Thursday, June 30, 2022
66.0°F

The Recession Queens

by CAROL MARINO
Daily Inter Lake | May 29, 2022 12:00 AM

The price of a gallon of gas went up more than a dime in a week’s time and with all the pervasive headlines — stock market plunges, tanking investment firms and inflation woes — I’m coming down with a case of deja vu.

In 2009, when my daughter Talia was going to college in Seattle and living in a dorm, my sister and I concocted a scheme (Actually, my sister Barb recollects the getaway was solely my idea and that I was the one who came up with our trio’s grandiose name) to rendezvous with her there over spring break, which required a flight for both of us — my sister from Ohio and me from Montana.

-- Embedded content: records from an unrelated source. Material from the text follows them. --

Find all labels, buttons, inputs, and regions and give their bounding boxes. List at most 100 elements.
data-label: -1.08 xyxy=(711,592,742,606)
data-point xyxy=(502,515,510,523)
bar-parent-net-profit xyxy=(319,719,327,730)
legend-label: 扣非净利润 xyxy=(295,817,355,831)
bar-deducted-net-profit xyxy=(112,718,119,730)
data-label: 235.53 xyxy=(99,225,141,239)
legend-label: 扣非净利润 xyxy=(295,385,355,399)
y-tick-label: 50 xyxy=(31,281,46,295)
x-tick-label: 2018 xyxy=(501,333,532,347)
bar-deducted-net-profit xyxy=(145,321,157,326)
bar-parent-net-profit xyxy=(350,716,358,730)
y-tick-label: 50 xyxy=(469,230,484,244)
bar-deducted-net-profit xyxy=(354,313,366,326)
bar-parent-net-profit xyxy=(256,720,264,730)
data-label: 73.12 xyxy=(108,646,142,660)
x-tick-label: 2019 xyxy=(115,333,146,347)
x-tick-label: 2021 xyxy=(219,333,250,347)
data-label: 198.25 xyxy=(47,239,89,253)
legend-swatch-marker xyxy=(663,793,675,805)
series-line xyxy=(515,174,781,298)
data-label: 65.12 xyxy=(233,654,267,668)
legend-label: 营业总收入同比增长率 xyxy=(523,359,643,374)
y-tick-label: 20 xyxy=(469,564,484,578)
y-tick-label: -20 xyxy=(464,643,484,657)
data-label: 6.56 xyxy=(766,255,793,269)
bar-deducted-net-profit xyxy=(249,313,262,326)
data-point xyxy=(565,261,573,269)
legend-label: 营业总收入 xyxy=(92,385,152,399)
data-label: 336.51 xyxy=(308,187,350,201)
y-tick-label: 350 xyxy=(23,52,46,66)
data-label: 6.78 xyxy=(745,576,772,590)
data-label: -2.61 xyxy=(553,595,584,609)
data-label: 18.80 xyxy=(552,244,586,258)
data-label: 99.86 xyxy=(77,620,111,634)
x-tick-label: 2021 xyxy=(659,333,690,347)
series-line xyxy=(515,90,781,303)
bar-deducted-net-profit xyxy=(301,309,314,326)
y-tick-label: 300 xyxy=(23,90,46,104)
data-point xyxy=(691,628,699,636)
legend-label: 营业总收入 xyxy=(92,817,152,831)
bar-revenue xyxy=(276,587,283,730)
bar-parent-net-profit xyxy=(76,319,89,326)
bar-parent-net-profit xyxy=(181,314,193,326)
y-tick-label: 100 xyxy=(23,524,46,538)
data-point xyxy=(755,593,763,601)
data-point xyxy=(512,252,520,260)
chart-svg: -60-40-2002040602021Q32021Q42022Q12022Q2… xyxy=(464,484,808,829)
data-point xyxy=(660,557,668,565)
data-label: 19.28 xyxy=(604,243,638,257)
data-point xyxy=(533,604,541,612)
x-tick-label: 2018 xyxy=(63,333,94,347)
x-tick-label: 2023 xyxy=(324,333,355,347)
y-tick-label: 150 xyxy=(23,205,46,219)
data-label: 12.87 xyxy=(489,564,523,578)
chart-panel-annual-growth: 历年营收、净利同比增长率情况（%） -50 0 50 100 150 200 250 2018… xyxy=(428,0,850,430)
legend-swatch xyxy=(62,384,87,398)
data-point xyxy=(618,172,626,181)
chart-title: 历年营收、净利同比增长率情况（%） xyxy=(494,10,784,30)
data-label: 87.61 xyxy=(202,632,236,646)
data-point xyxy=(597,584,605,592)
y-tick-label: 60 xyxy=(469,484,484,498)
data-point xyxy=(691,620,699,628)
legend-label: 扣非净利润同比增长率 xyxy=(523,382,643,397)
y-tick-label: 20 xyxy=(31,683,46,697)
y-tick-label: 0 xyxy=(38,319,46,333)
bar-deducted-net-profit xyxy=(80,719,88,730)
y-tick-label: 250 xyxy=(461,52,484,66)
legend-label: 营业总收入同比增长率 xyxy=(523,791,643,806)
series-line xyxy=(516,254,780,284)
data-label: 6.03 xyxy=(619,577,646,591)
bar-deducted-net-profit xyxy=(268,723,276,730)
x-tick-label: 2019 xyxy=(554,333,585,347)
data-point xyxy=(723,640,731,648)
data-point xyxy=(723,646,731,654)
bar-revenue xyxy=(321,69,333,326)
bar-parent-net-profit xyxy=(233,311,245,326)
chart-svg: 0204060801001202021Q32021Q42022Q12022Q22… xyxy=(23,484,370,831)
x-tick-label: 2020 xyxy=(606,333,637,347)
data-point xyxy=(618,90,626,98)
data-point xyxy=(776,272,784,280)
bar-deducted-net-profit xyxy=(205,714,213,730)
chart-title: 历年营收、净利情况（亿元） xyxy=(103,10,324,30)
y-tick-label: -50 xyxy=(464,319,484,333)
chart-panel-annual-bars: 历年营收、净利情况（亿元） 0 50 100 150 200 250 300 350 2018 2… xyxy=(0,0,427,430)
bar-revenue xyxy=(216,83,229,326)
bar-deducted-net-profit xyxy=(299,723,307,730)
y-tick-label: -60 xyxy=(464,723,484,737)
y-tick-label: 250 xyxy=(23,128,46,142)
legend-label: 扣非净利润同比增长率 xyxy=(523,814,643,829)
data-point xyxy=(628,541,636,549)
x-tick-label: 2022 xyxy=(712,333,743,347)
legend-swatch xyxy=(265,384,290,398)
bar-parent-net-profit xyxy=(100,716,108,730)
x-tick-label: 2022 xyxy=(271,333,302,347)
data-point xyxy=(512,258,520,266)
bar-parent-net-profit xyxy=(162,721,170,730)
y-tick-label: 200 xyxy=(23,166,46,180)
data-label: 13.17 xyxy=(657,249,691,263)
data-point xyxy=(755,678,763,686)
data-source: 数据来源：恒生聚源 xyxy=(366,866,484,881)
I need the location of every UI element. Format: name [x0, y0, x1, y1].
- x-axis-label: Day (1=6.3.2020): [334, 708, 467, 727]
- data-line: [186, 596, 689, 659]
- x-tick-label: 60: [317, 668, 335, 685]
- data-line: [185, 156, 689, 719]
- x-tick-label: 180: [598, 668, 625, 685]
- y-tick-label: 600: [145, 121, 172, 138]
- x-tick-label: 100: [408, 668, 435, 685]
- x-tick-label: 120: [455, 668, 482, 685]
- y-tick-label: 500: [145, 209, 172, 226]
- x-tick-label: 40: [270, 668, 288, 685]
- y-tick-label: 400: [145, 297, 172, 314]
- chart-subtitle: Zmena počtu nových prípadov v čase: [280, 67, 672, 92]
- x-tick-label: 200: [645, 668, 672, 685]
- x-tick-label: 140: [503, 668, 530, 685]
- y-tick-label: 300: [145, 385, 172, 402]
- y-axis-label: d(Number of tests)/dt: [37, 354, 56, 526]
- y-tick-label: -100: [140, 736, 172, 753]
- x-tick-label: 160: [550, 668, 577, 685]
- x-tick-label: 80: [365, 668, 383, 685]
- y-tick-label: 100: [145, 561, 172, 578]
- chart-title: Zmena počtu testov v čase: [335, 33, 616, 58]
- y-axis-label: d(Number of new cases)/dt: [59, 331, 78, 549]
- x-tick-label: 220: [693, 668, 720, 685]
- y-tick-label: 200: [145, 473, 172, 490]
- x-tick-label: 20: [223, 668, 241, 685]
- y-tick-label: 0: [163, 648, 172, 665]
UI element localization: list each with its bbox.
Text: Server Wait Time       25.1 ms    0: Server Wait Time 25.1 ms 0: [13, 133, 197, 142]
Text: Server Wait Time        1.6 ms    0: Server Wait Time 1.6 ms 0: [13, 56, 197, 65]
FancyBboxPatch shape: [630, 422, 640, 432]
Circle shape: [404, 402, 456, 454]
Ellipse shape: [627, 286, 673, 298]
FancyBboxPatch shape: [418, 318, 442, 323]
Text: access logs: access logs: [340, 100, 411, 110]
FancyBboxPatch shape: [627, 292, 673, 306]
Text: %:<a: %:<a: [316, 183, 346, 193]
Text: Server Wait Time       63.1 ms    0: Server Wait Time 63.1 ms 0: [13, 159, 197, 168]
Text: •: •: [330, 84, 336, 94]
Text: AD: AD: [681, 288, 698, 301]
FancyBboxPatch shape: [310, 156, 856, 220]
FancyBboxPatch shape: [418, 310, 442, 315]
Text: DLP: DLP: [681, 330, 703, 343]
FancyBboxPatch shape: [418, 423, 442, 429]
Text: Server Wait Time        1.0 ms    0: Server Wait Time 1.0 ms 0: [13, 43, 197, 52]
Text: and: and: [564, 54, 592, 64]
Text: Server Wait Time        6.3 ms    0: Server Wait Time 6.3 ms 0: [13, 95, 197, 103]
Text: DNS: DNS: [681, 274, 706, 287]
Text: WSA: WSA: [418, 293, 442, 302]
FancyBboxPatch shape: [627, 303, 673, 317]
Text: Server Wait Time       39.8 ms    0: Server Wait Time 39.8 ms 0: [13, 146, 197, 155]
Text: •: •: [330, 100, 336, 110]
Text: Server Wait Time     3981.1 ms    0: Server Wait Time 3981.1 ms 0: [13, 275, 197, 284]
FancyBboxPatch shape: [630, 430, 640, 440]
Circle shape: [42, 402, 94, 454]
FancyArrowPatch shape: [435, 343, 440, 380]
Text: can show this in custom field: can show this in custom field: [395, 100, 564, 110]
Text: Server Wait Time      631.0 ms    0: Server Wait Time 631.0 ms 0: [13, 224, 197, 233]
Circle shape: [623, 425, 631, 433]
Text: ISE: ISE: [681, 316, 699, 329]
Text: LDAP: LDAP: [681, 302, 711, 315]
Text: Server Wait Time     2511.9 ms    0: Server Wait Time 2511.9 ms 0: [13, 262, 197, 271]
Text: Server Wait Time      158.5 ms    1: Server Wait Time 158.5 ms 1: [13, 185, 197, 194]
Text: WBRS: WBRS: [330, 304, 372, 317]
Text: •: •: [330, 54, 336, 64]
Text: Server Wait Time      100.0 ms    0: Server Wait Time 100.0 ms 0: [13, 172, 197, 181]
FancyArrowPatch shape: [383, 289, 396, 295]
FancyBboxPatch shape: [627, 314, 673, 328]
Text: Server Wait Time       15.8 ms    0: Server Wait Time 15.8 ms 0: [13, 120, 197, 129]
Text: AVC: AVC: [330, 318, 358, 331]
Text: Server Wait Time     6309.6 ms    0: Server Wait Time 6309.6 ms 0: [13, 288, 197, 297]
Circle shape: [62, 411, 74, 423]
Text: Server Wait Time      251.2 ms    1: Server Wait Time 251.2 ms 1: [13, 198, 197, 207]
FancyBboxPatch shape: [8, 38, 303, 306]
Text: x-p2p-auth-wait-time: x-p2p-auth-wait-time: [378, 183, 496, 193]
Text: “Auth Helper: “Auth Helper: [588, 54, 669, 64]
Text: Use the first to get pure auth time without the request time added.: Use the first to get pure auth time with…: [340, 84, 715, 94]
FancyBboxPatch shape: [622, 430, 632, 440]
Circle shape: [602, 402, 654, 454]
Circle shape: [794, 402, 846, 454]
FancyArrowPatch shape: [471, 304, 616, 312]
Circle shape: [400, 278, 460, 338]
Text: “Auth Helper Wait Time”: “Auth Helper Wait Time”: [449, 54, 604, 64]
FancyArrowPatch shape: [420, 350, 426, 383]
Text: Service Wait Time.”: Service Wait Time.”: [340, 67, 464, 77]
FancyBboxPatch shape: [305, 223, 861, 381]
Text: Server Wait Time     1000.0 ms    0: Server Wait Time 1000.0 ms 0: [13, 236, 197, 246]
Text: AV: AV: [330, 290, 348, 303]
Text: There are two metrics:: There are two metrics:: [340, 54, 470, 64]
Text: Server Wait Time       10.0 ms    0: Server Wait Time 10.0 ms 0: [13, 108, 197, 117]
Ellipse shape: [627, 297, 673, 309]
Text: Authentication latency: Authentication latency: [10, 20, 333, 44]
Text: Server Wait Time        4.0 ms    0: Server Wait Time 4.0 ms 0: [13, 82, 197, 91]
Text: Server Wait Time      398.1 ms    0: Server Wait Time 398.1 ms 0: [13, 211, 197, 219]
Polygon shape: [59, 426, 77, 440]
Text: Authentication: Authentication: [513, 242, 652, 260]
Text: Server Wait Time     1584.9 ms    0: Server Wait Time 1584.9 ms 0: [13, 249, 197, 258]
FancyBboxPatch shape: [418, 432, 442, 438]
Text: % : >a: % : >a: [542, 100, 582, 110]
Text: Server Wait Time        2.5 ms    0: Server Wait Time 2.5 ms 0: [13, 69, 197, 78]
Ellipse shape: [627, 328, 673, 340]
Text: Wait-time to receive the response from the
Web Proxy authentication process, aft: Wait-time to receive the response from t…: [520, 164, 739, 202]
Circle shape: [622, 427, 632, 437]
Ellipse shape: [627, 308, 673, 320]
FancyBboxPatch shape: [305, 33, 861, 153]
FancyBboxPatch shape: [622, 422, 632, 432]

It was the middle of the Great Recession, aka the economic downtown, following the bursting of the housing bubble. Barb and I planned our vacation as frugally as possible, convincing Talia we could just stay in her dorm room over spring break (for free; squatters, basically) while her roommate was away. We justified taking up residence in the dorm by asserting that no one specifically said Talia couldn’t have her mother and aunt stay there.

So began a series of athletic, if alas, unproductive, eye rolling by Talia regarding her mom and aunt’s frugal ways.

Our first order of business upon showing up at her dorm, was a pedestrian trip to the neighborhood Trader Joe’s to pick up groceries for our five-day stay. It being a recession and all, we had to stick to a tight budget. That first night we cooked pasta with jarred sauce in the dorm lounge, added a bagged salad and chased it all down with a bottle of Trader Joe’s trademark Two Buck Chuck — the champion of cheap wine. Our entire stay Barb and I kept ourselves on the downlow in the dorm, should any personnel see us hanging around.

Talia showed us around campus, her classrooms, the chapel, and the impressive flame-like sculpture by renowned glass artist Dale Chihuly.

Spring break went by quickly as the three of us either took the city bus or walked everywhere we went — and that meant anywhere that was pretty much free. Of course, one can wile away hours roaming Pike Street Market picking up free culinary samples. We visited the iconic Seattle Public Library, marveling at the all-red fourth floor (known for the 13 shades of red covering its floor, ceiling and walls). Talia’s eyes rolled as Barb and I struck poster girl poses in the hallways.

We also toured the Seattle Art Museum (on First Free Thursday), splurging on lunch in its cafe, while Barb and I groused about the price for a sandwich and a bag of chips, and especially the $12 price tag on a glass of wine (which we declined), Talia’s eyes rolling in embarrassment all the while.

We wandered in and out of the downtown stores, and had clam chowder on the wharf at Ivar’s (lunch prices).

We rode the elevator up to the highest floor accessible to the public in the Columbia Center tower, at 76 floors the highest building in town. I think the highest floor accessible for free is the 42nd — still, higher than the Space Needle.

Talia also recalls the unsolicited, but wise advice — which will remain undisclosed here — I disseminated to her that week based on my own dubious experience in college.

I’d like to believe that, in spite of all the eye rolling at her crazy mom and aunt, Talia had as much fun as we did seeing the sites of Seattle, bouncing around town together … and doing it all on the cheap.